AGI - “Nove anni, capelli rossi, due treccine svolazzanti e una scimmietta sulle spalle, corre come una matta, ferocemente indipendente, totalmente ribelle e con un codice etico tutto suo”.
È il ritratto di Pippi Calzelunghe, titolo della mitica serie televisiva apparsa in Svezia nel 1969 e in Italia nel 1970 sull’unico canale nazionale della Rai, pre riforma del 1975, corrispondente anche al personaggio di una ragazzina “irriverente e ribelle” che fa parte dell'immaginario infantile di diverse generazioni.
In Spagna, la serie è apparsa per la prima volta nel 1974 e il Paìs osserva che da allora “mezzo secolo è passato” anche per Pippi “e in alcune cose si vede”, al di là “degli effetti deliziosamente vintage”. Però resta “incredibilmente attuale nel suo essere sempre irritante, provocatoria”. Insomma, Pippi funziona ancora.
Nel 2014 la tv svedese ha tagliato alcune scene della serie
Quello che lascia perplessi, semmai, sono alcune battute e affermazioni a sfondo culturale, anche se fatte con tono scherzoso, annota il quotidiano, “mentre i tempi sono decisamente cambiati”.
Per esempio si sa che nel 2014 già la tv svedese aveva tagliato due scene della serie, una della quali in cui Pippi gridava “mio padre è il Re Nero!”, aggettivo che in svedese, come in inglese, assume un serio significato razzista, nel mentre in un’altra scena Pippi “sgrana gli occhi per cantare e mimare una canzone con accento asiatico”.
In Svezia, tuttavia, tutto ciò fece scalpore e accese una serie di dibattiti e riflessioni su multiculturalismo e politically correct già all’epoca.
I racconti di Pippi
Per esempio, quando Pippi racconta che in Egitto si dorme con i piedi sul cuscino e si sta tutto il giorno sdraiati, o che nelle scuole in Argentina i bambini non imparano, ma mangiano caramelle finché non gli cadono i denti, o che in Congo sono dei cannibali, i piccoli spettatori che hanno “compagni di classe asiatici, un amico egiziano e diversi altri argentini, sbuffano e alzano gli occhi al cielo, come davanti a uno scherzo di cattivo gusto o quantomeno sciocco”.
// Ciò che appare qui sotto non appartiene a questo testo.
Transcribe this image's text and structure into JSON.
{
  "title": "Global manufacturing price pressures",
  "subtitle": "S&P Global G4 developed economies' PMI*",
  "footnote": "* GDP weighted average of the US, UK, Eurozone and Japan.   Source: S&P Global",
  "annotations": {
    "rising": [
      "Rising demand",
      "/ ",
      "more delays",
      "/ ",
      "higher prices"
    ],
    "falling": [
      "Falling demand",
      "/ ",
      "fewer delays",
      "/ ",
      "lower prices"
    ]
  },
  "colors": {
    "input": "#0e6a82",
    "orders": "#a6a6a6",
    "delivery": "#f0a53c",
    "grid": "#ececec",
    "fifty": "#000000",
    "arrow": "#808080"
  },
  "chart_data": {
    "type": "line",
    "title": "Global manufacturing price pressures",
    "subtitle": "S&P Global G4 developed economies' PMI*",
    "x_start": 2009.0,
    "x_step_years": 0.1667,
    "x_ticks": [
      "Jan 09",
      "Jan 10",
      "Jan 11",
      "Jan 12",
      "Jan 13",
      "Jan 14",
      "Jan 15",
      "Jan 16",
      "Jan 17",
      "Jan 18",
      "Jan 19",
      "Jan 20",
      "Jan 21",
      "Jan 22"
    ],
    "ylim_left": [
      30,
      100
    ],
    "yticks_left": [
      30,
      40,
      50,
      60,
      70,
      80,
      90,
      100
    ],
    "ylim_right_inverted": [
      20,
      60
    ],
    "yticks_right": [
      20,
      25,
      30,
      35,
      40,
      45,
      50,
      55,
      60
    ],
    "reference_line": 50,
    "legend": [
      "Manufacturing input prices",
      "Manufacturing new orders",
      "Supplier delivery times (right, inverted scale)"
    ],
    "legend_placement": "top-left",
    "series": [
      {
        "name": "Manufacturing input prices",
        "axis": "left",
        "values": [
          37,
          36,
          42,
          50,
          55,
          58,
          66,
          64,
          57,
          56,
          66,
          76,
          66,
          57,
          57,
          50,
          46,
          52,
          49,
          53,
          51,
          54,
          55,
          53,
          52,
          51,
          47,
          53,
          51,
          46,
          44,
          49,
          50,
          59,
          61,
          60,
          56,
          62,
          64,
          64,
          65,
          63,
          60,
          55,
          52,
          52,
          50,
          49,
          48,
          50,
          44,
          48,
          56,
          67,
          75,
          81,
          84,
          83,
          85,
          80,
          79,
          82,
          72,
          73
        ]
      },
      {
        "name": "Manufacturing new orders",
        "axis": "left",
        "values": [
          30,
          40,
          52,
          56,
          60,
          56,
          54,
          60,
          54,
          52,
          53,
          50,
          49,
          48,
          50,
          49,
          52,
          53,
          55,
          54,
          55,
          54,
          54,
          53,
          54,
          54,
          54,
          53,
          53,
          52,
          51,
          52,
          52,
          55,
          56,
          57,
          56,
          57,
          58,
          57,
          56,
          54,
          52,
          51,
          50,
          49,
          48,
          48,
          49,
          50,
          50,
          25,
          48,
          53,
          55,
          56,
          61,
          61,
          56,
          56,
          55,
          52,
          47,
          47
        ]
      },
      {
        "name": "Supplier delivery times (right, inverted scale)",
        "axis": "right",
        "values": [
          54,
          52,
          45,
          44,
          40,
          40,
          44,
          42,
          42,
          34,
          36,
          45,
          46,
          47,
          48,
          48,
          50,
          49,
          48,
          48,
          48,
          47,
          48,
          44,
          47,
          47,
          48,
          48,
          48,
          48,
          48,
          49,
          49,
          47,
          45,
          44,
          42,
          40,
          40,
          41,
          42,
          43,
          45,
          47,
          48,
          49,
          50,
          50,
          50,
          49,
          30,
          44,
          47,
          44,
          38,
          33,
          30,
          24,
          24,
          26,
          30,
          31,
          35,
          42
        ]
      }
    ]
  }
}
La Vanguardia, quotidiano pubblicato a Barcellona, osservava alcuni giorni fa che la scrittrice svedese Astrid Lindgren, creatrice di Pippi Calzelunghe, “era indignata dal fatto che i bambini all’epoca non avessero potere decisionale ed è per questo che è diventata una sostenitrice dei diritti dei bambini che ha difeso attraverso i suoi personaggi, come Pippi, un riferimento per più generazioni”.
Gli errori di Pippi
La responsabile dei diritti internazionali di The Astrid Lindgren Company, Lina Talgre, agenzia che detiene i diritti di pubblicazione dei libri della scrittrice, ha però spiegato d’aver deciso di cambiare una delle parole contenute nei libri, laddove compariva il termine "negro", un’espressione ritenuta razzista e "dannosa" nei confronti dei bambini: "Astrid non avrebbe mai voluto ferire", ha sottolineato.
A ogni modo, scrive il Paìs, quel che resta è che in un modo o nell’altro Pippi Calzelunghe “continua a far ridere molto anche i piccoli spettatori di oggi”.